Introduction

In this blog post, we will explore how to solve the LeetCode problem "752" using AI. LeetCode is a popular platform for preparing for coding interviews, and with the help of AI tools like Chatmagic, we can generate solutions quickly and efficiently - helping you pass the interviews and get the job offer without having to study for months.

Problem Statement

You have a lock in front of you with 4 circular wheels. Each wheel has 10 slots: '0', '1', '2', '3', '4', '5', '6', '7', '8', '9'. The wheels can rotate freely and wrap around: for example we can turn '9' to be '0', or '0' to be '9'. Each move consists of turning one wheel one slot. The lock initially starts at '0000', a string representing the state of the 4 wheels. You are given a list of deadends dead ends, meaning if the lock displays any of these codes, the wheels of the lock will stop turning and you will be unable to open it. Given a target representing the value of the wheels that will unlock the lock, return the minimum total number of turns required to open the lock, or -1 if it is impossible. Example 1: Input: deadends = ["0201","0101","0102","1212","2002"], target = "0202" Output: 6 Explanation: A sequence of valid moves would be "0000" -> "1000" -> "1100" -> "1200" -> "1201" -> "1202" -> "0202". Note that a sequence like "0000" -> "0001" -> "0002" -> "0102" -> "0202" would be invalid, because the wheels of the lock become stuck after the display becomes the dead end "0102". Example 2: Input: deadends = ["8888"], target = "0009" Output: 1 Explanation: We can turn the last wheel in reverse to move from "0000" -> "0009". Example 3: Input: deadends = ["8887","8889","8878","8898","8788","8988","7888","9888"], target = "8888" Output: -1 Explanation: We cannot reach the target without getting stuck. Constraints: 1 <= deadends.length <= 500 deadends[i].length == 4 target.length == 4 target will not be in the list deadends. target and deadends[i] consist of digits only.

Explanation

• Breadth-First Search (BFS): Use BFS to explore the lock's state space, starting from "0000". Each state represents a possible lock configuration.
  • Deadend Avoidance: Keep track of visited states and deadends to avoid cycles and invalid states.
  • State Generation: For each state, generate all possible next states by turning each wheel one slot forward or backward.
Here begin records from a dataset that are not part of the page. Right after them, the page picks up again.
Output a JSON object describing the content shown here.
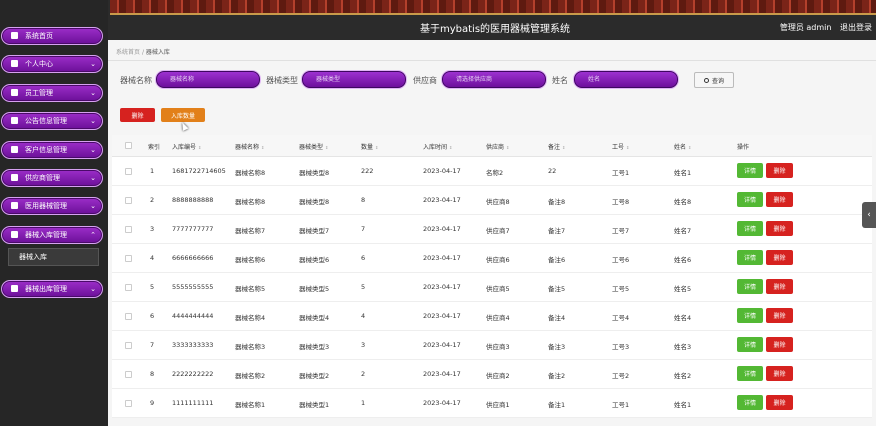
{
  "header": {
    "title": "基于mybatis的医用器械管理系统",
    "user": "管理员 admin",
    "logout": "退出登录"
  },
  "sidebar": {
    "items": [
      {
        "label": "系统首页",
        "icon": "home-icon",
        "caret": ""
      },
      {
        "label": "个人中心",
        "icon": "user-icon",
        "caret": "⌄"
      },
      {
        "label": "员工管理",
        "icon": "staff-icon",
        "caret": "⌄"
      },
      {
        "label": "公告信息管理",
        "icon": "notice-icon",
        "caret": "⌄"
      },
      {
        "label": "客户信息管理",
        "icon": "customer-icon",
        "caret": "⌄"
      },
      {
        "label": "供应商管理",
        "icon": "supplier-icon",
        "caret": "⌄"
      },
      {
        "label": "医用器械管理",
        "icon": "device-icon",
        "caret": "⌄"
      },
      {
        "label": "器械入库管理",
        "icon": "stock-in-icon",
        "caret": "⌃"
      },
      {
        "label": "器械出库管理",
        "icon": "stock-out-icon",
        "caret": "⌄"
      }
    ],
    "sub_active": "器械入库"
  },
  "breadcrumb": {
    "home": "系统首页",
    "sep": "/",
    "current": "器械入库"
  },
  "search": {
    "label1": "器械名称",
    "ph1": "器械名称",
    "label2": "器械类型",
    "ph2": "器械类型",
    "label3": "供应商",
    "ph3": "请选择供应商",
    "label4": "姓名",
    "ph4": "姓名",
    "button": "查询"
  },
  "actions": {
    "delete": "删除",
    "quantity": "入库数量"
  },
  "table": {
    "headers": [
      "索引",
      "入库编号",
      "器械名称",
      "器械类型",
      "数量",
      "入库时间",
      "供应商",
      "备注",
      "工号",
      "姓名",
      "操作"
    ],
    "detail_label": "详情",
    "delete_label": "删除",
    "rows": [
      {
        "idx": "1",
        "code": "1681722714605",
        "name": "器械名称8",
        "type": "器械类型8",
        "qty": "222",
        "time": "2023-04-17",
        "supplier": "名称2",
        "note": "22",
        "job": "工号1",
        "person": "姓名1"
      },
      {
        "idx": "2",
        "code": "8888888888",
        "name": "器械名称8",
        "type": "器械类型8",
        "qty": "8",
        "time": "2023-04-17",
        "supplier": "供应商8",
        "note": "备注8",
        "job": "工号8",
        "person": "姓名8"
      },
      {
        "idx": "3",
        "code": "7777777777",
        "name": "器械名称7",
        "type": "器械类型7",
        "qty": "7",
        "time": "2023-04-17",
        "supplier": "供应商7",
        "note": "备注7",
        "job": "工号7",
        "person": "姓名7"
      },
      {
        "idx": "4",
        "code": "6666666666",
        "name": "器械名称6",
        "type": "器械类型6",
        "qty": "6",
        "time": "2023-04-17",
        "supplier": "供应商6",
        "note": "备注6",
        "job": "工号6",
        "person": "姓名6"
      },
      {
        "idx": "5",
        "code": "5555555555",
        "name": "器械名称5",
        "type": "器械类型5",
        "qty": "5",
        "time": "2023-04-17",
        "supplier": "供应商5",
        "note": "备注5",
        "job": "工号5",
        "person": "姓名5"
      },
      {
        "idx": "6",
        "code": "4444444444",
        "name": "器械名称4",
        "type": "器械类型4",
        "qty": "4",
        "time": "2023-04-17",
        "supplier": "供应商4",
        "note": "备注4",
        "job": "工号4",
        "person": "姓名4"
      },
      {
        "idx": "7",
        "code": "3333333333",
        "name": "器械名称3",
        "type": "器械类型3",
        "qty": "3",
        "time": "2023-04-17",
        "supplier": "供应商3",
        "note": "备注3",
        "job": "工号3",
        "person": "姓名3"
      },
      {
        "idx": "8",
        "code": "2222222222",
        "name": "器械名称2",
        "type": "器械类型2",
        "qty": "2",
        "time": "2023-04-17",
        "supplier": "供应商2",
        "note": "备注2",
        "job": "工号2",
        "person": "姓名2"
      },
      {
        "idx": "9",
        "code": "1111111111",
        "name": "器械名称1",
        "type": "器械类型1",
        "qty": "1",
        "time": "2023-04-17",
        "supplier": "供应商1",
        "note": "备注1",
        "job": "工号1",
        "person": "姓名1"
      }
    ]
  },
  "colors": {
    "purple": "#7a1aa8",
    "danger": "#d6221f",
    "success": "#53b834",
    "warning": "#e2801a"
  }
}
• Runtime Complexity: O(10000), where 10000 is the size of the state space (all possible 4-digit combinations). Storage Complexity: O(10000) in the worst case, to store the visited set and queue.

Code

    from collections import deque

def open_lock(deadends, target):
    """
    Finds the minimum number of turns required to open the lock.

    Args:
        deadends: A list of deadend strings.
        target: The target string.

    Returns:
        The minimum number of turns, or -1 if impossible.
    """

    deadends_set = set(deadends)
    if "0000" in deadends_set:
        return -1

    queue = deque([("0000", 0)])  # (state, moves)
    visited = {"0000"}

    while queue:
        state, moves = queue.popleft()

        if state == target:
            return moves

        for i in range(4):
            digit = int(state[i])

            # Turn forward
            new_digit = (digit + 1) % 10
            new_state = state[:i] + str(new_digit) + state[i+1:]
            if new_state not in deadends_set and new_state not in visited:
                queue.append((new_state, moves + 1))
                visited.add(new_state)

            # Turn backward
            new_digit = (digit - 1) % 10
            new_state = state[:i] + str(new_digit) + state[i+1:]
            if new_state not in deadends_set and new_state not in visited:
                queue.append((new_state, moves + 1))
                visited.add(new_state)

    return -1